PHOENIX — As Arizona’s summer gets underway and families take to the pool, officials are urging parents to keep an eye on their kids around water.
According to numbers from the Centers for Disease Control, Arizona’s child drowning rate is 25 percent higher than the rest of the country. When it comes to children between the ages of 1-4, Arizona’s drowning rate is double the national average.
“We have a really high population of young kids,” Tiffaney Isaacson, water safety coordinator at Phoenix Children’s Hospital, said. “Many families here have access to swimming pools.”
Isaacson said most drowning incidents happen in June, July and August.
Issacson said, when parents take kids swimming, designate someone to be the boss of the pool. That person should be sober and able to swim.
“That person is in charge of watching the kids,” she said. “After 15 minutes, give the job to someone else because it’s really boring and you don’t want to drift off and not pay attention.”
Issacson said if you have young children in the pool, standing a few feet away isn’t good enough.

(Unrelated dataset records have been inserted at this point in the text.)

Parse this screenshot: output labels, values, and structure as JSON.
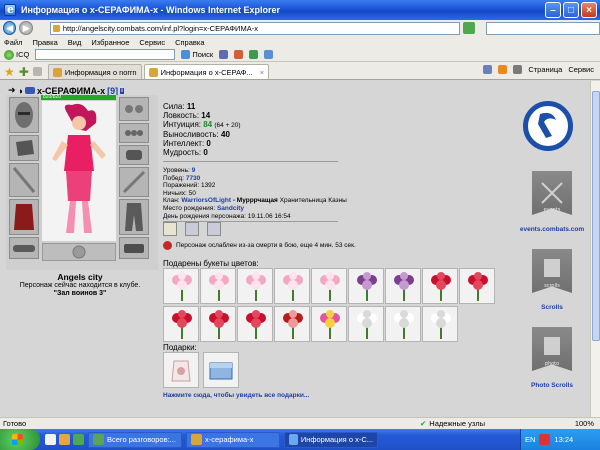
{
  "window": {
    "title": "Информация о х-СЕРАФИМА-х - Windows Internet Explorer",
    "url": "http://angelscity.combats.com/inf.pl?login=х-СЕРАФИМА-х"
  },
  "menu": [
    "Файл",
    "Правка",
    "Вид",
    "Избранное",
    "Сервис",
    "Справка"
  ],
  "links": {
    "icq": "ICQ",
    "search": "Поиск"
  },
  "tabs": [
    {
      "label": "Информация о norrn"
    },
    {
      "label": "Информация о х-СЕРАФ..."
    }
  ],
  "toolbar_right": {
    "page": "Страница",
    "service": "Сервис"
  },
  "character": {
    "name": "х-СЕРАФИМА-х",
    "level": "[9]",
    "hp": "820/820",
    "city": "Angels city",
    "location_line": "Персонаж сейчас находится в клубе.",
    "room": "\"Зал воинов 3\""
  },
  "stats": [
    {
      "label": "Сила:",
      "value": "11",
      "extra": ""
    },
    {
      "label": "Ловкость:",
      "value": "14",
      "extra": ""
    },
    {
      "label": "Интуиция:",
      "value": "84",
      "extra": "(64 + 20)"
    },
    {
      "label": "Выносливость:",
      "value": "40",
      "extra": ""
    },
    {
      "label": "Интеллект:",
      "value": "0",
      "extra": ""
    },
    {
      "label": "Мудрость:",
      "value": "0",
      "extra": ""
    }
  ],
  "info": {
    "level_label": "Уровень:",
    "level": "9",
    "wins_label": "Побед:",
    "wins": "7730",
    "losses_label": "Поражений:",
    "losses": "1392",
    "draws_label": "Ничьих:",
    "draws": "50",
    "clan_label": "Клан:",
    "clan": "WarriorsOfLight",
    "clan_rank": "- Мурррчащая",
    "clan_title": "Хранительница Казны",
    "birthplace_label": "Место рождения:",
    "birthplace": "Sandcity",
    "birthday_label": "День рождения персонажа:",
    "birthday": "19.11.06 16:54"
  },
  "penalty": "Персонаж ослаблен из-за смерти в бою, еще 4 мин. 53 сек.",
  "flowers_title": "Подарены букеты цветов:",
  "flowers": [
    "pink",
    "pink",
    "pink",
    "pink",
    "pink",
    "purple-lily",
    "purple-lily",
    "red-rose",
    "red-rose",
    "red-rose",
    "red-rose",
    "red-rose",
    "red-carnation",
    "mixed",
    "white-lily",
    "white-lily",
    "white-lily"
  ],
  "gifts_title": "Подарки:",
  "gifts_link": "Нажмите сюда, чтобы увидеть все подарки...",
  "right_links": {
    "events": "events.combats.com",
    "scrolls": "Scrolls",
    "photo_scrolls": "Photo Scrolls",
    "banner1_text": "events",
    "banner2_text": "scrolls",
    "banner3_text": "photo"
  },
  "status": {
    "left": "Готово",
    "zone": "Надежные узлы",
    "zoom": "100%"
  },
  "taskbar": {
    "tasks": [
      "Всего разговоров:...",
      "х-серафима-х",
      "Информация о х-С..."
    ],
    "lang": "EN",
    "clock": "13:24"
  },
  "colors": {
    "accent_blue": "#1b4fa9",
    "hp_green": "#22a822",
    "link_blue": "#1d3fa3"
  }
}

“We want the adult to be touch-distance,” she said. “Close enough to the child that you can grab them if they’re in trouble, and your cell phone should not be a part of that (keeping an eye on kids) picture.”
But pool safety doesn’t stop when the kids are dried off and the towels are put away. As long as there is a pool in the backyard, children could be in danger.
Mesa Deputy Fire Chief Forrest Smith said children will use numerous means to get outside and into a pool. For example, a child could use a dog door to get into the backyard and then climb atop a cooler to scale the fence.
“[Kids are] watching us – they’re resourceful,” he said.
The danger is escalated when a pool is not fenced. Each summer, several children fall into pools that do not have a fence.
KTAR’s Kathy Cline contributed to this report.